HOME > Geral

O homem que não tinha cérebro. Um desafio a todas as teorias da consciência

A história de um paciente francês que chegou aos 44 anos sem sequer saber que tinha perdido mais de 90% dos seus neurônios. Ele teve vida praticamente normal e se tornou um caso clínico real que intriga os cientistas e coloca muitas interrogações sobre a verdadeira natureza da consciência humana.

A história de um paciente francês que chegou aos 44 anos sem sequer saber que tinha perdido mais de 90% dos seus neurônios. Ele teve vida praticamente normal e se tornou um caso clínico real que intriga os cientistas e coloca muitas interrogações sobre a verdadeira natureza da consciência humana. (Foto: Luis Pellegrini)

 

 

 

Por: Luis Pellegrini

 

Há alguns anos, um francês de 44 anos se apresentou em um hospital queixando-se de uma certa perda de força de uma das pernas. Os exames a que foi submetido deixaram os médicos pasmos: o seu crânio aparecia quase completamente invadido pelo líquido cérebro-espinhal, e a parte interna do seu cérebro estava quase completamente erodida. Restava apenas um pequeno e pouco espesso perímetro de tecido que funcionava como “contorno.

O caso é bem conhecido nos anais da medicina, e foi descrito em detalhes em 2007 num artigo publicado na prestigiosa revista científica Lancet (http://www.thelancet.com/journals/lancet/article/PIIS0140-6736(07)61127-1/fulltext). Há poucos dias, Axel Cleeremans, psicólogo cognitivo da Universidade Livre de Bruxelas, Bélgica, voltou a falar dele perante a Associação de Estudos Científicos sobre a Consciência, em Buenos Aires, Argentina.

 

O cientista belga Axel Cleeremans

 

Nenhum sinal particular 

O fato coloca com efeito muitos interrogativos a respeito do conceito de consciência, entendida como percepção de si mesmo e consciência da própria existência. Funcionário público, casado, pai de dois filhos, aquele homem tinha um quociente intelectivo um pouco inferior à média (75) mas nada nele fazia pensar a qualquer disfunção mental. Ele tinha chegado até aquele ponto da vida levando uma existência normal.

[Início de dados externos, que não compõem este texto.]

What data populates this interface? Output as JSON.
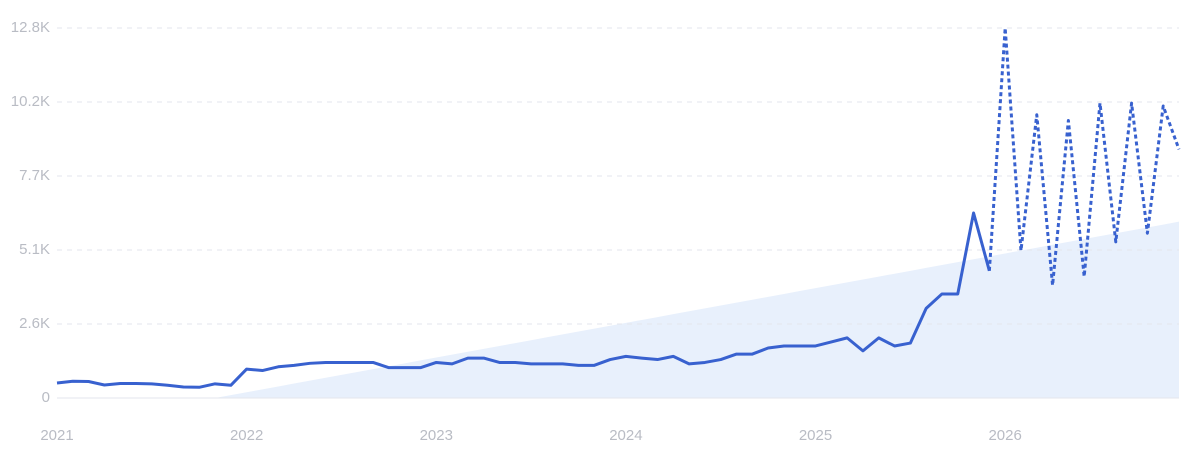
{
  "chart_data": {
    "type": "line",
    "categories": [
      "2021",
      null,
      null,
      null,
      null,
      null,
      null,
      null,
      null,
      null,
      null,
      null,
      "2022",
      null,
      null,
      null,
      null,
      null,
      null,
      null,
      null,
      null,
      null,
      null,
      "2023",
      null,
      null,
      null,
      null,
      null,
      null,
      null,
      null,
      null,
      null,
      null,
      "2024",
      null,
      null,
      null,
      null,
      null,
      null,
      null,
      null,
      null,
      null,
      null,
      "2025",
      null,
      null,
      null,
      null,
      null,
      null,
      null,
      null,
      null,
      null,
      null,
      "2026",
      null,
      null,
      null,
      null,
      null,
      null,
      null,
      null,
      null,
      null,
      null
    ],
    "series": [
      {
        "style": "area",
        "color": "#e8f0fc",
        "values": [
          null,
          null,
          null,
          null,
          null,
          null,
          null,
          null,
          null,
          null,
          0,
          100,
          200,
          300,
          400,
          500,
          600,
          700,
          800,
          900,
          1000,
          1100,
          1200,
          1300,
          1400,
          1500,
          1600,
          1700,
          1800,
          1900,
          2000,
          2100,
          2200,
          2300,
          2400,
          2500,
          2600,
          2700,
          2800,
          2900,
          3000,
          3100,
          3200,
          3300,
          3400,
          3500,
          3600,
          3700,
          3800,
          3900,
          4000,
          4100,
          4200,
          4300,
          4400,
          4500,
          4600,
          4700,
          4800,
          4900,
          5000,
          5100,
          5200,
          5300,
          5400,
          5500,
          5600,
          5700,
          5800,
          5900,
          6000,
          6100
        ]
      },
      {
        "style": "solid",
        "color": "#3861cf",
        "values": [
          520,
          580,
          570,
          450,
          500,
          500,
          490,
          440,
          380,
          370,
          490,
          440,
          1000,
          950,
          1080,
          1130,
          1200,
          1230,
          1230,
          1230,
          1230,
          1050,
          1050,
          1050,
          1230,
          1180,
          1380,
          1380,
          1230,
          1230,
          1180,
          1180,
          1180,
          1130,
          1130,
          1330,
          1440,
          1380,
          1330,
          1440,
          1180,
          1230,
          1330,
          1520,
          1520,
          1730,
          1800,
          1800,
          1800,
          1940,
          2080,
          1630,
          2080,
          1800,
          1900,
          3100,
          3600,
          3600,
          6400,
          4400,
          null,
          null,
          null,
          null,
          null,
          null,
          null,
          null,
          null,
          null,
          null,
          null
        ]
      },
      {
        "style": "dotted",
        "color": "#3861cf",
        "values": [
          null,
          null,
          null,
          null,
          null,
          null,
          null,
          null,
          null,
          null,
          null,
          null,
          null,
          null,
          null,
          null,
          null,
          null,
          null,
          null,
          null,
          null,
          null,
          null,
          null,
          null,
          null,
          null,
          null,
          null,
          null,
          null,
          null,
          null,
          null,
          null,
          null,
          null,
          null,
          null,
          null,
          null,
          null,
          null,
          null,
          null,
          null,
          null,
          null,
          null,
          null,
          null,
          null,
          null,
          null,
          null,
          null,
          null,
          null,
          4400,
          12800,
          5100,
          9800,
          3900,
          9600,
          4200,
          10200,
          5400,
          10200,
          5700,
          10100,
          8600
        ]
      }
    ],
    "ylim": [
      0,
      12800
    ],
    "yticks": [
      0,
      {
        "value": 2560,
        "label": "2.6K"
      },
      {
        "value": 5120,
        "label": "5.1K"
      },
      {
        "value": 7680,
        "label": "7.7K"
      },
      {
        "value": 10240,
        "label": "10.2K"
      },
      {
        "value": 12800,
        "label": "12.8K"
      }
    ],
    "grid": true
  }
}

Para os médicos, a sua situação tinha provavelmente se desenvolvido no arco de 30 anos, devido a um acúmulo de líquor (LCR, líquido cefalorraquidiano, um fluido encontrado no sistema nervoso central) nos ventrículos cerebrais, uma condição patológica conhecida como hidrocefalia.

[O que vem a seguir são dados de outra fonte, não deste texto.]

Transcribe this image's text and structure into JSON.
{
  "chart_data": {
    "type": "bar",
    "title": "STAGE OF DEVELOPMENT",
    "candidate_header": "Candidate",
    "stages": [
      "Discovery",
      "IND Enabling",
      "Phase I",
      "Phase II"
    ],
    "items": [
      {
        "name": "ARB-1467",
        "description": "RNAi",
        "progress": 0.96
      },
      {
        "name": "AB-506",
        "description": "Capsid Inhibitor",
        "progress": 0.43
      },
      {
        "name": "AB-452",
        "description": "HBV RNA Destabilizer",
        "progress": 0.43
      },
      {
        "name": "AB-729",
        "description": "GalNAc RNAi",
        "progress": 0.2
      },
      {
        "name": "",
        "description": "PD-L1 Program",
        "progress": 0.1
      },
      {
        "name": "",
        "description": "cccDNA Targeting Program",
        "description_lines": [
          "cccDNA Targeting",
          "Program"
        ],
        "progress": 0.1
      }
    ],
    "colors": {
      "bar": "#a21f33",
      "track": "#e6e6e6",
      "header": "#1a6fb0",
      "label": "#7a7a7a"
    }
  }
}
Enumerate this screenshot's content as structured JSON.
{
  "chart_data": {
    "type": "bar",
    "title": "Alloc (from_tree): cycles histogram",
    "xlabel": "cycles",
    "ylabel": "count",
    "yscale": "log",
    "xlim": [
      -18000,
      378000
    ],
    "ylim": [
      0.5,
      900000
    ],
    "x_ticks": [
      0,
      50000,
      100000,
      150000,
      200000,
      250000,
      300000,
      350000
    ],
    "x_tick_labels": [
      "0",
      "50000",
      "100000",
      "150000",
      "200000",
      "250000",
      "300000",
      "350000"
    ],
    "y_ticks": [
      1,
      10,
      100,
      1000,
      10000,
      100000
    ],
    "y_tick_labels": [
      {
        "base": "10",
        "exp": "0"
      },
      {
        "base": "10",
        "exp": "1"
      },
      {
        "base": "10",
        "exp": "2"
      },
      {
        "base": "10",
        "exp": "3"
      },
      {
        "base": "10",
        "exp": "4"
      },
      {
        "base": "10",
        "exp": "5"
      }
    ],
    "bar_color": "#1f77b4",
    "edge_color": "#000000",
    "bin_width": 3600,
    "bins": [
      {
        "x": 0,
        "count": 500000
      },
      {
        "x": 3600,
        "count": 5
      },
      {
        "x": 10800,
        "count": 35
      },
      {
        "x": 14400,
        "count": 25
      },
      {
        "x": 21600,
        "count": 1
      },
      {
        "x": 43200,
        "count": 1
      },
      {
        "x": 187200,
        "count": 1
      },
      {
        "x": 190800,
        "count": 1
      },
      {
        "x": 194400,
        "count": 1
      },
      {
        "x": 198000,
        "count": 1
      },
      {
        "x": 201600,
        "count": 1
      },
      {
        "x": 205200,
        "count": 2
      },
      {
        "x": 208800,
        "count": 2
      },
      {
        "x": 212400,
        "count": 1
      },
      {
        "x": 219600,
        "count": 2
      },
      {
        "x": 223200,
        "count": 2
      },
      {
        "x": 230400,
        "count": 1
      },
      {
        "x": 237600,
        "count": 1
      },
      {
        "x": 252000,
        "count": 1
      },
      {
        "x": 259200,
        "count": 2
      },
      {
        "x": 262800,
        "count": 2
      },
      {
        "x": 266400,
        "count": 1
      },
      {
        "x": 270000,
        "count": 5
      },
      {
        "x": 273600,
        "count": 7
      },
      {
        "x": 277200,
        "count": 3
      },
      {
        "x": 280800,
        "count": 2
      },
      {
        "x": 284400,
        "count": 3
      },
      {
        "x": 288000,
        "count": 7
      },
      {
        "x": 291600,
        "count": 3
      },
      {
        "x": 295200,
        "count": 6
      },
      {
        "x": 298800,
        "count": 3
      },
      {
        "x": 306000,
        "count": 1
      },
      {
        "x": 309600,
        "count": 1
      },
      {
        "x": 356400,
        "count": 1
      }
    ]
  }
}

O paciente fora tratado, quando era uma criança, com o uso de um stent, o qual fora removido durante a adolescência, o que permitiu ao líquido livre erodir os tecidos cerebrais.

 

Tomografias computadorizadas do crânio do paciente francês que tinha apenas 10% do seu cérebro

 

Como isso foi possível?

O fato que um homem pudesse ter vivido tantos anos da sua vida adulta destituído de grande parte do seu tecido cerebral colocou seriamente à prova as teorias que tentam ligar o conceito de consciência a estruturas anatômicas do cérebro. Até agora os estudos sobre esse caso e outros análogos prosseguem sem que se consiga chegar a qualquer conclusão definitiva.

Os lobos frontais, parietais, temporais e occipitais do cérebro presidem as principais funções cognitivas e perceptivas. Mas no caso do paciente francês todos esses lobos estavam reduzidos ao mínimo, e isso indicava que, no passar dos anos, o seu cérebro se adaptada para funcionar inclusive naquelas condições tão precárias.

 

 

Para Cleeremans, a plasticidade cerebral é a chave para se compreender como funciona a consciência. Com base na sua hipótese, a cognição particularizada de si mesmo é adquirida através da experiência, e se enriquece com o aprendizado e as interações do indivíduo consigo mesmo e com o mundo externo. Essa cognição se reformula e se ajusta continuamente, por tentativas, e o cérebro aprende a redescrever as suas próprias atividades.

No caso do paciente francês, acredita-se que os poucos neurônios restantes se adaptaram a outras funções e ainda foram capazes de elaborar uma teoria de si mesmo: o paciente possuía, portanto, uma consciência, embora lhe sobrasse apenas 10% de tecido cerebral.

Os estudos a respeito são muito importantes, e lançam novas perspectivas sobre as possibilidades de desenvolvimento mental de pessoas que nasceram ou que sofreram lesões do cérebro, ou perda ou diminuição da massa encefálica, como é o caso atualmente muito em evidência de crianças nascidas com microcefalia.